If the majority of 1080 gamers use a 1060 or 480, for example, test the CPU with that and let users know if it's worthwhile to upgrade. I currently have a 480 GPU and an 8350 CPU. I've seen zero reviews that tested on a 480 so I have no idea what difference (if any) I'll see in my games. That would be useful to me.

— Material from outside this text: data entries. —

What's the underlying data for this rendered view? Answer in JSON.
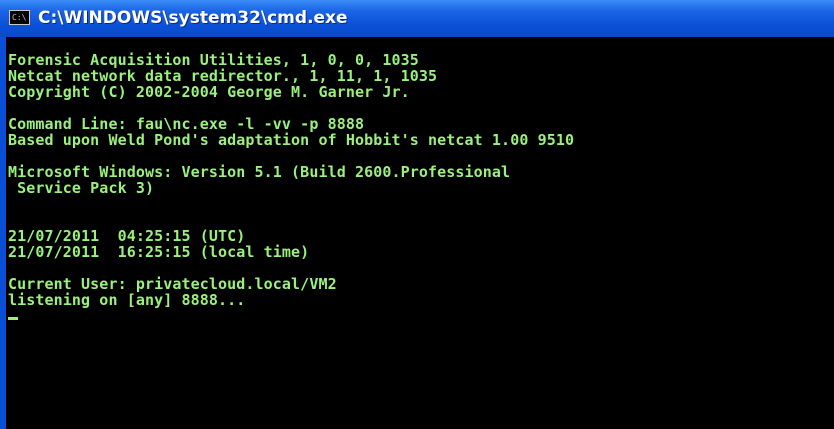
{
  "window": {
    "title": "C:\\WINDOWS\\system32\\cmd.exe",
    "icon_label": "C:\\",
    "icon": "console-icon"
  },
  "console": {
    "lines": [
      "Forensic Acquisition Utilities, 1, 0, 0, 1035",
      "Netcat network data redirector., 1, 11, 1, 1035",
      "Copyright (C) 2002-2004 George M. Garner Jr.",
      "",
      "Command Line: fau\\nc.exe -l -vv -p 8888",
      "Based upon Weld Pond's adaptation of Hobbit's netcat 1.00 9510",
      "",
      "Microsoft Windows: Version 5.1 (Build 2600.Professional",
      " Service Pack 3)",
      "",
      "",
      "21/07/2011  04:25:15 (UTC)",
      "21/07/2011  16:25:15 (local time)",
      "",
      "Current User: privatecloud.local/VM2",
      "listening on [any] 8888..."
    ],
    "text_color": "#9af27c",
    "background_color": "#000000"
  }
}
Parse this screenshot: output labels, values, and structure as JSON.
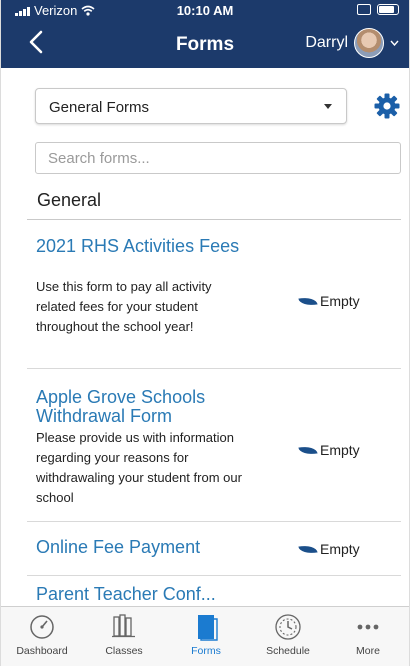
{
  "status_bar": {
    "carrier": "Verizon",
    "time": "10:10 AM"
  },
  "nav": {
    "back_icon": "chevron-left-icon",
    "title": "Forms",
    "user_name": "Darryl"
  },
  "filter": {
    "selected": "General Forms",
    "settings_icon": "gear-icon"
  },
  "search": {
    "placeholder": "Search forms...",
    "value": ""
  },
  "section": {
    "title": "General"
  },
  "forms": [
    {
      "name": "2021 RHS Activities Fees",
      "description": "Use this form to pay all activity related fees for your student throughout the school year!",
      "status": "Empty"
    },
    {
      "name": "Apple Grove Schools Withdrawal Form",
      "description": "Please provide us with information regarding your reasons for withdrawaling your student from our school",
      "status": "Empty"
    },
    {
      "name": "Online Fee Payment",
      "description": "",
      "status": "Empty"
    },
    {
      "name": "Parent Teacher Conf...",
      "description": "",
      "status": ""
    }
  ],
  "tabs": [
    {
      "label": "Dashboard",
      "icon": "gauge-icon",
      "active": false
    },
    {
      "label": "Classes",
      "icon": "books-icon",
      "active": false
    },
    {
      "label": "Forms",
      "icon": "document-icon",
      "active": true
    },
    {
      "label": "Schedule",
      "icon": "clock-icon",
      "active": false
    },
    {
      "label": "More",
      "icon": "more-dots-icon",
      "active": false
    }
  ],
  "colors": {
    "header_bg": "#1c3a6b",
    "link": "#2a7ab5",
    "active_tab": "#1b7bd0",
    "accent_icon": "#1b5fa8"
  }
}
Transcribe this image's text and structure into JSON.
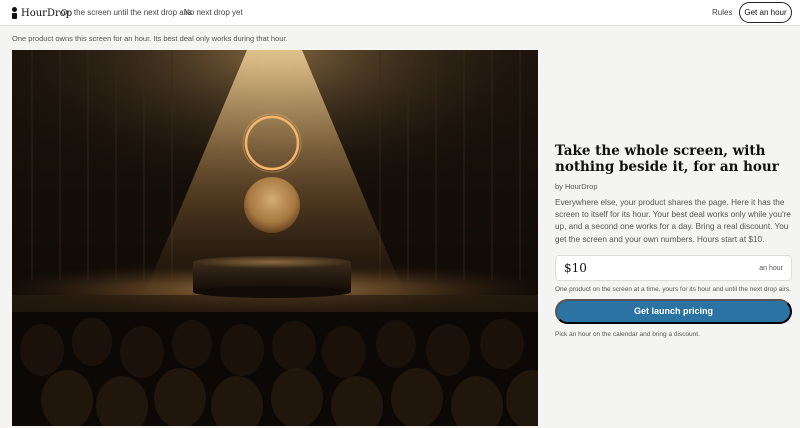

Not passing judgment on the chip either way. But this seems flawed. While the majority of 1080p gamers won't use more than a 1060 or 480, I also don't expect the majority of those 1080p folks to buy these chips, regardless of their performance because it's out of their price range. So I'm not sure how testing with those GPUs would be considered real world.
 

Neptunemystic

Junior Member
Mar 1, 2017
3
8
81
A couple posters have raised the 1440p argument saying the 1800X performs better and implies it justifies its place there. Problem is, on all of the existing 1440p bench reviews available (admittedly uncommon currently), the 7700K still visibly outclasses the 1800X while being $200 cheaper. So implying the 1800X isn't a "fail" at 1440p doesn't hold water either.

Granted, barely any review outlets bothered to test at 4K resolutions. Maybe that's the saving grace for gaming with the 1800X?

Why compare it to the 7700k when its suppose to be compared to the 6900k? The 6900k loses to the 7700k in most games too, while being $700 more expensive. So why the double standards?